Research & Papers

New Framework Tightens Conformal Prediction with Beta Laws and Wasserstein Distances

Finite-sample beta distribution provides exact calibration coverage diagnostics beyond marginal averages.

Deep Dive

Traditional split conformal prediction guarantees marginal coverage over random calibration samples, but practitioners often need to understand coverage given a realized threshold. This paper by Ramos, Graziadei, and Cabezas (arXiv:2605.19024) derives the exact finite-sample distribution of calibration-conditional coverage under continuous i.i.d. data: it follows a Beta(k, n+1-k) distribution, where k is the number of calibration points and n is total sample size. The authors treat this beta law as a reference object and use Wasserstein distances to measure how different data-generating processes deform it.
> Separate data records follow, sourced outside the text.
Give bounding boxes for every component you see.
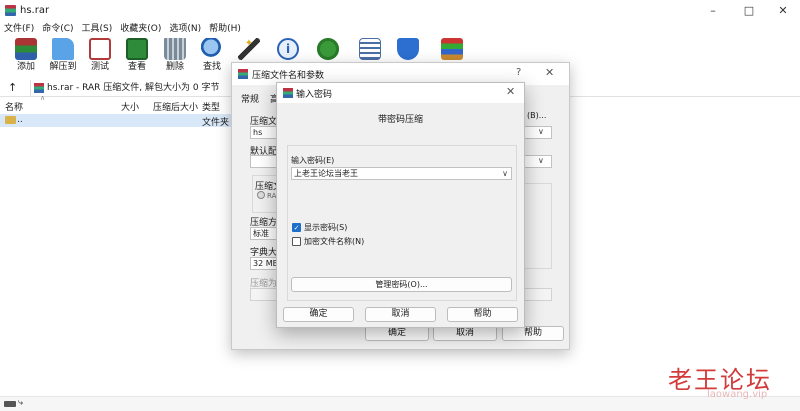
menu-tools[interactable]: 工具(S): [78, 22, 117, 36]
password-help-button[interactable]: 帮助: [447, 307, 518, 322]
password-heading: 带密码压缩: [377, 115, 423, 125]
row-name: ..: [17, 115, 23, 125]
title-bar: hs.rar – □ ✕: [0, 0, 800, 22]
comment-icon: [359, 38, 381, 60]
dialog-app-icon: [238, 69, 248, 79]
password-dialog: 输入密码 ✕ 带密码压缩 输入密码(E) 上老王论坛当老王 ∨ ✓ 显示密码(S…: [276, 82, 525, 328]
encrypt-names-checkbox[interactable]: [292, 237, 301, 246]
row-type: 文件夹: [202, 118, 230, 128]
password-dialog-title: 输入密码: [296, 90, 333, 100]
menu-favorites[interactable]: 收藏夹(O): [116, 22, 165, 36]
rar-radio[interactable]: [257, 191, 265, 199]
menu-file[interactable]: 文件(F): [0, 22, 38, 36]
help-button[interactable]: 帮助: [502, 326, 564, 341]
drive-icon: [4, 401, 16, 407]
help-question-icon[interactable]: ?: [516, 67, 521, 78]
password-input[interactable]: 上老王论坛当老王 ∨: [291, 167, 512, 180]
menu-command[interactable]: 命令(C): [38, 22, 77, 36]
show-password-label: 显示密码(S): [304, 223, 348, 232]
table-row[interactable]: .. 文件夹: [0, 114, 232, 128]
maximize-icon[interactable]: □: [732, 0, 766, 22]
window-title: hs.rar: [20, 5, 50, 16]
menu-bar: 文件(F) 命令(C) 工具(S) 收藏夹(O) 选项(N) 帮助(H): [0, 22, 800, 36]
minimize-icon[interactable]: –: [696, 0, 730, 22]
path-text: hs.rar - RAR 压缩文件, 解包大小为 0 字节: [47, 83, 220, 93]
browse-button[interactable]: (B)...: [527, 111, 546, 120]
archive-icon: [34, 83, 44, 93]
encrypt-names-label: 加密文件名称(N): [304, 237, 365, 246]
close-icon[interactable]: ✕: [766, 0, 800, 22]
password-label: 输入密码(E): [291, 156, 335, 165]
folder-icon: [5, 116, 16, 124]
dialog-close-icon[interactable]: ✕: [545, 66, 554, 79]
password-app-icon: [283, 88, 293, 98]
chevron-down-icon: ∨: [502, 169, 508, 178]
password-ok-button[interactable]: 确定: [283, 307, 354, 322]
app-icon: [5, 5, 16, 16]
view-book-icon: [126, 38, 148, 60]
info-icon: i: [277, 38, 299, 60]
password-cancel-button[interactable]: 取消: [365, 307, 436, 322]
show-password-checkbox[interactable]: ✓: [292, 223, 301, 232]
watermark-url: laowang.vip: [707, 389, 768, 400]
shield-icon: [397, 38, 419, 60]
cancel-button[interactable]: 取消: [433, 326, 497, 341]
column-packed[interactable]: 压缩后大小: [153, 100, 198, 113]
magnifier-icon: [201, 38, 223, 60]
sort-caret-icon: ∧: [40, 94, 46, 102]
password-value: 上老王论坛当老王: [294, 169, 358, 178]
sfx-box-icon: [441, 38, 463, 60]
column-type[interactable]: 类型: [202, 100, 220, 113]
manage-passwords-button[interactable]: 管理密码(O)...: [291, 277, 512, 292]
virus-scan-icon: [317, 38, 339, 60]
tab-general[interactable]: 常规: [241, 92, 259, 105]
file-list-header: 名称 ∧ 大小 压缩后大小 类型: [0, 94, 232, 113]
add-archive-icon: [15, 38, 37, 60]
password-close-icon[interactable]: ✕: [506, 85, 515, 98]
column-size[interactable]: 大小: [121, 100, 139, 113]
trash-icon: [164, 38, 186, 60]
chevron-down-icon: ∨: [538, 127, 544, 136]
menu-options[interactable]: 选项(N): [165, 22, 205, 36]
password-title-bar: 输入密码 ✕: [277, 83, 524, 103]
dialog-title: 压缩文件名和参数: [252, 71, 325, 81]
ok-button[interactable]: 确定: [365, 326, 429, 341]
test-checklist-icon: [89, 38, 111, 60]
options-group: [524, 183, 552, 269]
status-bar: ⤷: [0, 396, 800, 411]
column-name[interactable]: 名称: [5, 100, 23, 113]
wizard-wand-icon: ✦: [238, 38, 260, 60]
menu-help[interactable]: 帮助(H): [205, 22, 245, 36]
chevron-down-icon: ∨: [538, 156, 544, 165]
password-group: 输入密码(E) 上老王论坛当老王 ∨ ✓ 显示密码(S) 加密文件名称(N) 管…: [287, 145, 517, 301]
up-arrow-icon[interactable]: ↑: [8, 81, 17, 94]
extract-folder-icon: [52, 38, 74, 60]
key-icon: ⤷: [18, 398, 24, 408]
The framework provides direct bounds on marginal coverage gaps and bad-calibration probabilities, isolating two sources of non-i.i.d. behavior: test-side shift acts through a transport map on the coverage scale, while calibration dependence changes the order-statistic law itself. The approach is instantiated for scale-shift, clustered, and stationary mixing settings, with explicit characterizations or Berry-Esseen approximations. Simulations on dependent processes show the first-order approximation tracks empirical Wasserstein distances even at moderate sample sizes, offering a practical tool for uncertainty quantification in machine learning.

Key Points
  • Calibration-conditional coverage in i.i.d. settings follows an exact Beta(k, n+1-k) distribution, providing a finite-sample reference.
  • Wasserstein distances on [0,1] measure departures from this beta law, yielding bounds on marginal coverage gaps and bad-calibration probabilities.
  • Framework separates test-side shift (transport map) from calibration dependence, with explicit characterizations for scale-shift, clustered, and stationary mixing processes.

Why It Matters

Delivers precise calibration diagnostics for machine learning, improving the reliability of uncertainty quantification in real-world deployment.